Pour les associations environnementales, il s’agit d’une avancée « historique ». « C’est un grand jour […] qui était attendu depuis longtemps », a déclaré Philip Lymbery, directeur général de Compassion in World Farming (CIWF).

« Que cette étape historique serve d’exemple à l’UE », a déclaré l’ONG Eurogroup For Animals, interpellant ainsi la Commission européenne.

Si le Royaume-Uni n’exporte plus d’animaux vers l’UE depuis 2020 en raison des contraintes douanières liées au Brexit, cette activité concernait jusqu’à 10 % de l’élevage de mouton, notamment dans le sud-est du Royaume, ont indiqué les parlementaires.

Selon la Royal Society for the Prevention of Cruelty to Animals (RSPCA), 1,6 million d’animaux vivants étaient exportés du Royaume-Uni chaque année avant 2020.

« Pendant des décennies, les animaux d’élevage ont enduré ces exportations insensées et pénibles vers le continent », ajoute Philip Lymbery.

Pour les associations, ces voyages sont source de stress, de souffrance physique liée à la promiscuité et aux températures extrêmes, mais aussi de maladies.

De son côté, le principal syndicat britannique d’agriculteur, le Farmers Union Wales (FUW), soutient le gouvernement britannique dans sa volonté de devenir « leader mondial dans le domaine du bien-être animal ». Il demande toutefois une protection des agriculteurs contre la concurrence déloyale étrangère en exigeant des standards équivalents pour les importations.

Un mouvement de fond… jusqu’en Europe ?

Samedi dernier (11 mai), l’Australie s’est engagée à mettre fin à l’exportation de moutons vivants d’ici à 2028. D’autres pays comme la Nouvelle-Zélande ou encore le Brésil ont déjà interdit ces pratiques en 2023.

Nous assistons à un « élan croissant » dans le monde entier pour mettre fin aux exportations de produits vivants, explique le CIWF dans un communiqué.

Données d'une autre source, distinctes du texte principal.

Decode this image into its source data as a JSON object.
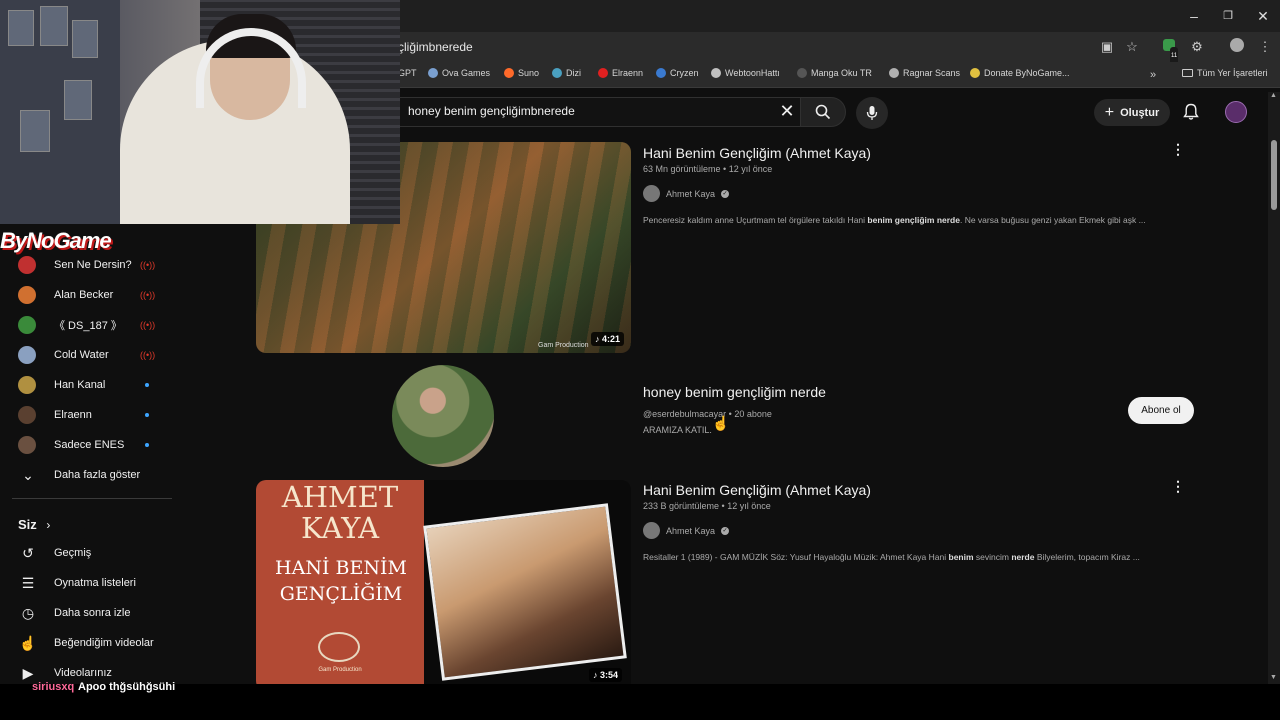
{
  "browser": {
    "url": "çliğimbnerede",
    "bookmarks": [
      {
        "label": "GPT",
        "color": "#9a9a9a"
      },
      {
        "label": "Ova Games",
        "color": "#7aa0d0"
      },
      {
        "label": "Suno",
        "color": "#ff6a2a"
      },
      {
        "label": "Dizi",
        "color": "#4aa0c0"
      },
      {
        "label": "Elraenn",
        "color": "#e02020"
      },
      {
        "label": "Cryzen",
        "color": "#3a7ad0"
      },
      {
        "label": "WebtoonHattı",
        "color": "#c0c0c0"
      },
      {
        "label": "Manga Oku TR",
        "color": "#555555"
      },
      {
        "label": "Ragnar Scans",
        "color": "#b0b0b0"
      },
      {
        "label": "Donate ByNoGame...",
        "color": "#e0c040"
      }
    ],
    "all_bookmarks_label": "Tüm Yer İşaretleri",
    "badge_count": "11"
  },
  "header": {
    "search_query": "honey benim gençliğimbnerede",
    "create_label": "Oluştur"
  },
  "overlay": {
    "brand_text": "ByNoGame",
    "chat_user": "siriusxq",
    "chat_message": "Apoo thğsühğsühi"
  },
  "sidebar": {
    "subscriptions": [
      {
        "label": "Sen Ne Dersin?",
        "status": "live",
        "avatar_color": "#c03030"
      },
      {
        "label": "Alan Becker",
        "status": "live",
        "avatar_color": "#d07030"
      },
      {
        "label": "《 DS_187 》",
        "status": "live",
        "avatar_color": "#3a8a3a"
      },
      {
        "label": "Cold Water",
        "status": "live",
        "avatar_color": "#8aa0c0"
      },
      {
        "label": "Han Kanal",
        "status": "new",
        "avatar_color": "#b09040"
      },
      {
        "label": "Elraenn",
        "status": "new",
        "avatar_color": "#5a4030"
      },
      {
        "label": "Sadece ENES",
        "status": "new",
        "avatar_color": "#6a5040"
      }
    ],
    "show_more_label": "Daha fazla göster",
    "you_label": "Siz",
    "you_items": [
      {
        "label": "Geçmiş",
        "icon": "history-icon"
      },
      {
        "label": "Oynatma listeleri",
        "icon": "playlist-icon"
      },
      {
        "label": "Daha sonra izle",
        "icon": "clock-icon"
      },
      {
        "label": "Beğendiğim videolar",
        "icon": "like-icon"
      },
      {
        "label": "Videolarınız",
        "icon": "video-icon"
      }
    ]
  },
  "results": {
    "video1": {
      "title": "Hani Benim Gençliğim (Ahmet Kaya)",
      "meta": "63 Mn görüntüleme • 12 yıl önce",
      "channel": "Ahmet Kaya",
      "desc_pre": "Penceresiz kaldım anne Uçurtmam tel örgülere takıldı Hani ",
      "desc_bold": "benim gençliğim nerde",
      "desc_post": ". Ne varsa buğusu genzi yakan Ekmek gibi aşk ...",
      "duration": "4:21",
      "watermark": "Gam Production"
    },
    "channel": {
      "name": "honey benim gençliğim nerde",
      "handle_meta": "@eserdebulmacayar • 20 abone",
      "description": "ARAMIZA KATIL.",
      "subscribe_label": "Abone ol"
    },
    "video2": {
      "title": "Hani Benim Gençliğim (Ahmet Kaya)",
      "meta": "233 B görüntüleme • 12 yıl önce",
      "channel": "Ahmet Kaya",
      "desc_pre": "Resitaller 1 (1989) - GAM MÜZİK Söz: Yusuf Hayaloğlu Müzik: Ahmet Kaya Hani ",
      "desc_bold": "benim",
      "desc_mid": " sevincim ",
      "desc_bold2": "nerde",
      "desc_post": " Bilyelerim, topacım Kiraz ...",
      "duration": "3:54",
      "cover_artist": "AHMET KAYA",
      "cover_title": "HANİ BENİM GENÇLİĞİM",
      "cover_label": "Gam Production"
    }
  }
}
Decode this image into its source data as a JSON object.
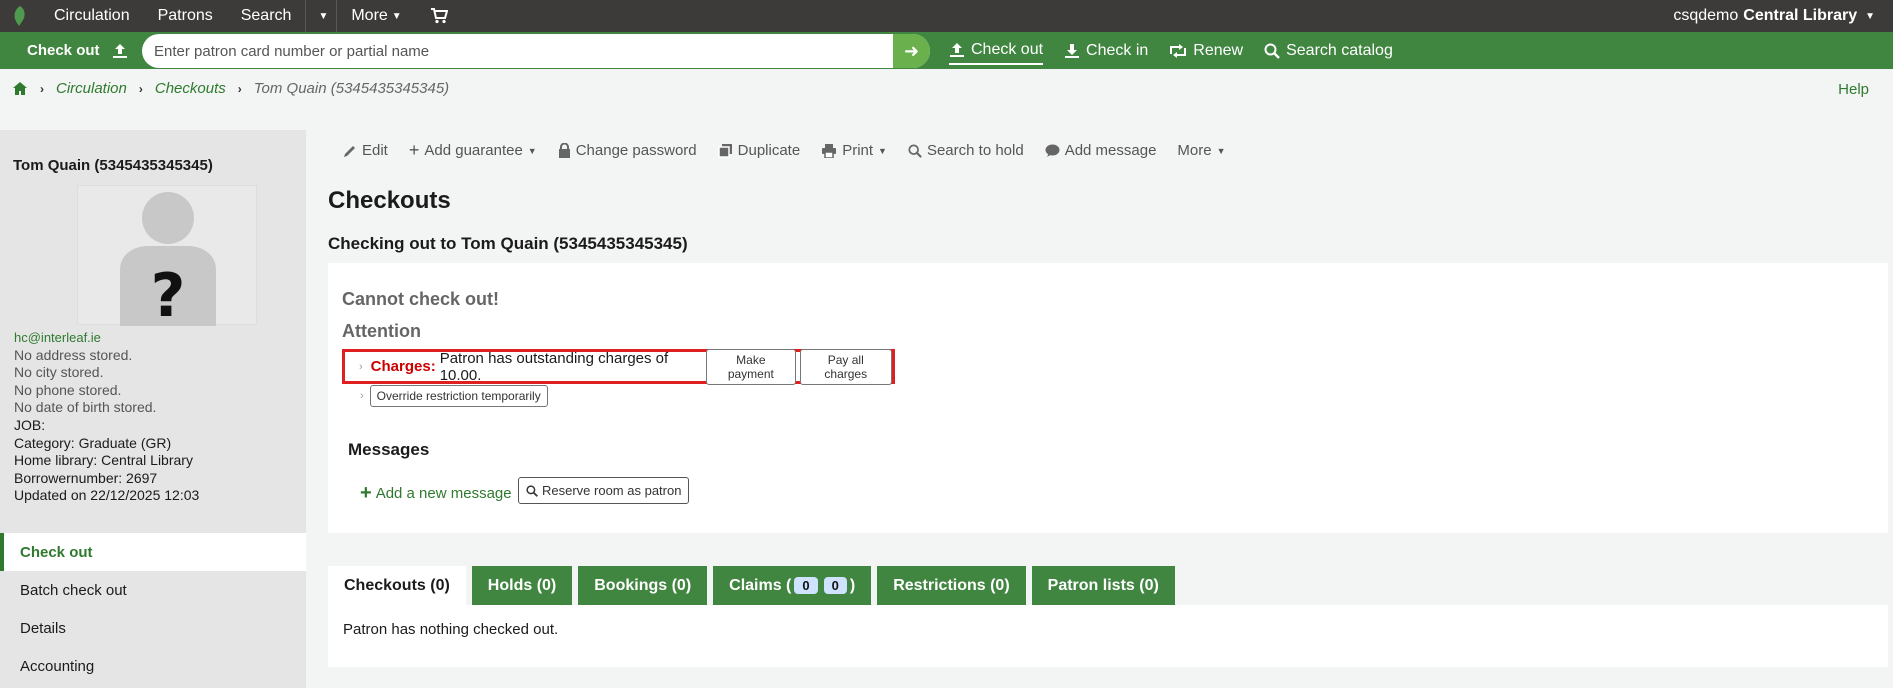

« L’Union européenne ne peut pas continuer à faire des promesses vides en matière de bien-être animal et prétendre être un leader dans ce domaine. Elle doit prendre des mesures concrètes pour mettre fin à ce commerce cruel », a fustigé Olga Kikou, directrice des politiques à l’Institut européen pour le droit et la politique des animaux dans un communiqué.

Plus de 1,6 milliard d’animaux sont transportés chaque année au sein de l’UE et à travers ses frontières.

En décembre 2023, la Commission européenne a proposé de renforcer la législation sur le bien-être animal durant le transport, en raccourcissant les durées, en augmentant les espaces, ou encore en les limitant lors des températures extrêmes. Sans toutefois l’interdire.

Car si certains pays poussent pour une interdiction totale comme l’Allemagne, qui a annoncé mettre fin à ces pratiques par une loi nationale, d’autres États membres comme la France et l’Espagne, poussées par leurs filières exportatrices, s’y opposent, préférant améliorer les conditions de transports.

Avec ces interdictions successives en dehors de l’Europe, la pression va s’accentuer sur la prochaine Commission, d’autant plus que la grande révision de la législation sur le bien-être animal, initialement prévue en 2023, n’a toujours pas été dévoilée.

Des débats spécifiques sur le transport des animaux devraient commencer dès le mois de juillet, annonçait dernièrement le ministre allemand de l’Agriculture Cem Özdemir.